Mike Casey hasn't seen the need to educate his neighbors about the chimps: "It happens so rarely and because everybody here has grown up with the chimps."
Like most primate researchers, deWaal disavows the practice of showing chimps for entertainment, such as the events put on by Chimparty. "I think it's degrading for the chimps to be dressed up as clowns, almost," he says. "I don't think that's funny at all."
It's comments such as this one -- along with all the publicity from Suzy's shooting -- that have prompted the Caseys to retool the image of Chimparty. Started in 1992, Chimparty has allowed thousands of kids and adults to get up close and personal with a chimpanzee. No more, says Mike Casey. "Chimparty is no longer going to do chimp parties per se," he says. "We intend to apply for nonprofit status. We're thinking of opening to the public on an appointment basis. We may accept college students who want to do behavioral studies. We're going to reach out to touch a different side of the community.
"Don't get me wrong," he goes on, "everything about Chimparty was great. I mean, it was started because we thought, 'Most people go through their whole life without ever getting to see a chimp, unless it's behind glass or bars at a zoo.' And we thought, 'What better way to create awareness than through hands-on learning, and let people see that this is a special creature that we really do need to be concerned about, rather than just some name on a list?' But Chimparty, even though the name was appealing to the masses, I think you still have some people thinking, 'Oh, chimps on roller skates,' and that kind of thing."
It is a sunny weekday morning in June and, though Suzy is dead, life goes on for the primates in this bucolic enclave. Most of the hirsute inhabitants are in the large indoor-outdoor habitat that connects to the Casey's home. Like the ape house at the St. Louis Zoo, visitors watch the apes through thick glass. Out on the expansive yard are several open-air corn cribs, in which one or two chimps may be seen sunning or exercising. In the midst of it all is a manicured pond whose banks are watched over by life-size sculptures of chimps and a gorilla. The place has the feel of a Club Med for primates.

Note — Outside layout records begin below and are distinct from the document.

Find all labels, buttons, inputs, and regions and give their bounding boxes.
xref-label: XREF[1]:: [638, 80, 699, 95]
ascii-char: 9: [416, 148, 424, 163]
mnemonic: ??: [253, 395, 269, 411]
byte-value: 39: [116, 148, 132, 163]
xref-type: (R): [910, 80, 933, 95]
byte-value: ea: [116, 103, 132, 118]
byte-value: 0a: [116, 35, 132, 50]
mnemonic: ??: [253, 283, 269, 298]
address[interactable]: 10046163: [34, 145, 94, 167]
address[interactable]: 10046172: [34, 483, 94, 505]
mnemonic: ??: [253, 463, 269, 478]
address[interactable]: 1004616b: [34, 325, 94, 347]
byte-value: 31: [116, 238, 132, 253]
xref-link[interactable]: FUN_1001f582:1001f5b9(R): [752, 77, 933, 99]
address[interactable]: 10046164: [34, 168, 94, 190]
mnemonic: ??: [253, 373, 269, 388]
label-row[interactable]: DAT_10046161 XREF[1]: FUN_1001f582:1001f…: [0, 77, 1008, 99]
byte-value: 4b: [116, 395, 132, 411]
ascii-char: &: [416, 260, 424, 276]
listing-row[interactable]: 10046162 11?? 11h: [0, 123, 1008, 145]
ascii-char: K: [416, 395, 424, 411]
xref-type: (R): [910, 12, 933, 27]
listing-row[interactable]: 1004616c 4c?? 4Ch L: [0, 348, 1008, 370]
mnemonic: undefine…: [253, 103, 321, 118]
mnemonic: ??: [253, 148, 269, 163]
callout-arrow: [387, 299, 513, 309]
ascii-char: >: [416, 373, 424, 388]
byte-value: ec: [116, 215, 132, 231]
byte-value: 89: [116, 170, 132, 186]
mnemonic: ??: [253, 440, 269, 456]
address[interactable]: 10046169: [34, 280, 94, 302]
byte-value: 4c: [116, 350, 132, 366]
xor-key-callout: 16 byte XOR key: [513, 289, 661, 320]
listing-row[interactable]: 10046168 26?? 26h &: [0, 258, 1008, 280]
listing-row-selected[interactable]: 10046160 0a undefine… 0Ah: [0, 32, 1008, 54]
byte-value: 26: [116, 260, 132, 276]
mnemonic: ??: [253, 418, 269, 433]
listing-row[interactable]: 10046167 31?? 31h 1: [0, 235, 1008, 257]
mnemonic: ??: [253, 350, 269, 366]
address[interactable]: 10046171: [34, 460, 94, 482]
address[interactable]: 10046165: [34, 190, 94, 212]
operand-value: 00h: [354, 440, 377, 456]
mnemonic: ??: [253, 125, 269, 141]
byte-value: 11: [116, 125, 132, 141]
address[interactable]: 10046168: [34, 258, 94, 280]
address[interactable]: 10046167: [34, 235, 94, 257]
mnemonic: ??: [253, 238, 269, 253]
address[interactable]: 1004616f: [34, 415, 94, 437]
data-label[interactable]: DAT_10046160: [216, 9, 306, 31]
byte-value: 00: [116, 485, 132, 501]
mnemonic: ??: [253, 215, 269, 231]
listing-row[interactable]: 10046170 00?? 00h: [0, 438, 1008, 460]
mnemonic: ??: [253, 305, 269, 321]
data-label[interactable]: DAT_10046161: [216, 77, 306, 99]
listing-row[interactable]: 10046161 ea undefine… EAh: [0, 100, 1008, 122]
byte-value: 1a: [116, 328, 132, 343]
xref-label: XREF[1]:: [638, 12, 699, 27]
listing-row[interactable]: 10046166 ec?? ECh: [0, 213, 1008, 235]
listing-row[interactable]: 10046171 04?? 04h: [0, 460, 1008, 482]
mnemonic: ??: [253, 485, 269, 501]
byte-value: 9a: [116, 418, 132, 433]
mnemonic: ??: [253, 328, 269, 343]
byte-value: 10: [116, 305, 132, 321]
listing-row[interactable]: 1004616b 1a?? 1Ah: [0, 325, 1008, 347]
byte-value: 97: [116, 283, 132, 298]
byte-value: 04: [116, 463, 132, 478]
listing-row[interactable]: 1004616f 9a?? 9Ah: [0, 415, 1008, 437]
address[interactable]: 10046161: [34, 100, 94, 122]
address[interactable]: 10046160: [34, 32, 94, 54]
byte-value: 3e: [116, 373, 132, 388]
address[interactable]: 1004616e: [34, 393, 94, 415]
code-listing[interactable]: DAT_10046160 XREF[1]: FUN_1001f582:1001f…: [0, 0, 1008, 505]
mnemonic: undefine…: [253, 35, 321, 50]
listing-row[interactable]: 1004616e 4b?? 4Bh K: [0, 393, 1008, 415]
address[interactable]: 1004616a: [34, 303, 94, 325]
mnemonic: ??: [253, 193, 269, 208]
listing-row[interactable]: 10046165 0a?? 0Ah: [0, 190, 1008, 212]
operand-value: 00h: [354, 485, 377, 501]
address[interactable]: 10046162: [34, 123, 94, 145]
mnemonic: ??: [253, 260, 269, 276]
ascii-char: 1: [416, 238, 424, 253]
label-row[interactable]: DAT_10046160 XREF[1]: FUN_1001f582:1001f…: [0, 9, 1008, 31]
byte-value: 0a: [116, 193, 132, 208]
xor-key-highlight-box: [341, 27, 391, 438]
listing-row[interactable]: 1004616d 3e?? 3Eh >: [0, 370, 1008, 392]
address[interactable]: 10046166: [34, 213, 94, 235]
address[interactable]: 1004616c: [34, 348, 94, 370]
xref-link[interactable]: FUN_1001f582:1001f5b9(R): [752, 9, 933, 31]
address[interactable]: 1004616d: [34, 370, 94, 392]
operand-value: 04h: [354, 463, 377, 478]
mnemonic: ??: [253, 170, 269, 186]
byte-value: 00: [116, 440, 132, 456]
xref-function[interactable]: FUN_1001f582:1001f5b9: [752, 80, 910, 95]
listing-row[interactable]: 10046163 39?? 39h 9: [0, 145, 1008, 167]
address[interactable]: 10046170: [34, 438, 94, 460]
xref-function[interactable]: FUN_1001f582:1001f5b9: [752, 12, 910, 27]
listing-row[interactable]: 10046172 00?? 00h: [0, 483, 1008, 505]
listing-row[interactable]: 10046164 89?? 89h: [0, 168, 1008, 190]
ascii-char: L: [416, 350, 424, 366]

In the late 1960s, Connie Casey and her first husband, Sylvester Braun, opened a pet shop, Braun's Aqua Barn. There were some primates even back then, and neighbors still recall seeing Braun on his riding lawnmower, cutting the grass with a chimp in his lap. Braun died in 1986, and a few years later Mike Casey stepped into the picture. He had left the U.S. Navy, raised and sold exotic animals to zoos and private collectors, and operated a wholesale tropical-fish warehouse. Before marrying Connie and moving to Festus, he had worked at a private zoo in Florida, where he was drawn to the apes because of, he says, "their level of intelligence. God put these creatures on this earth for a special reason, probably to teach us about ourselves."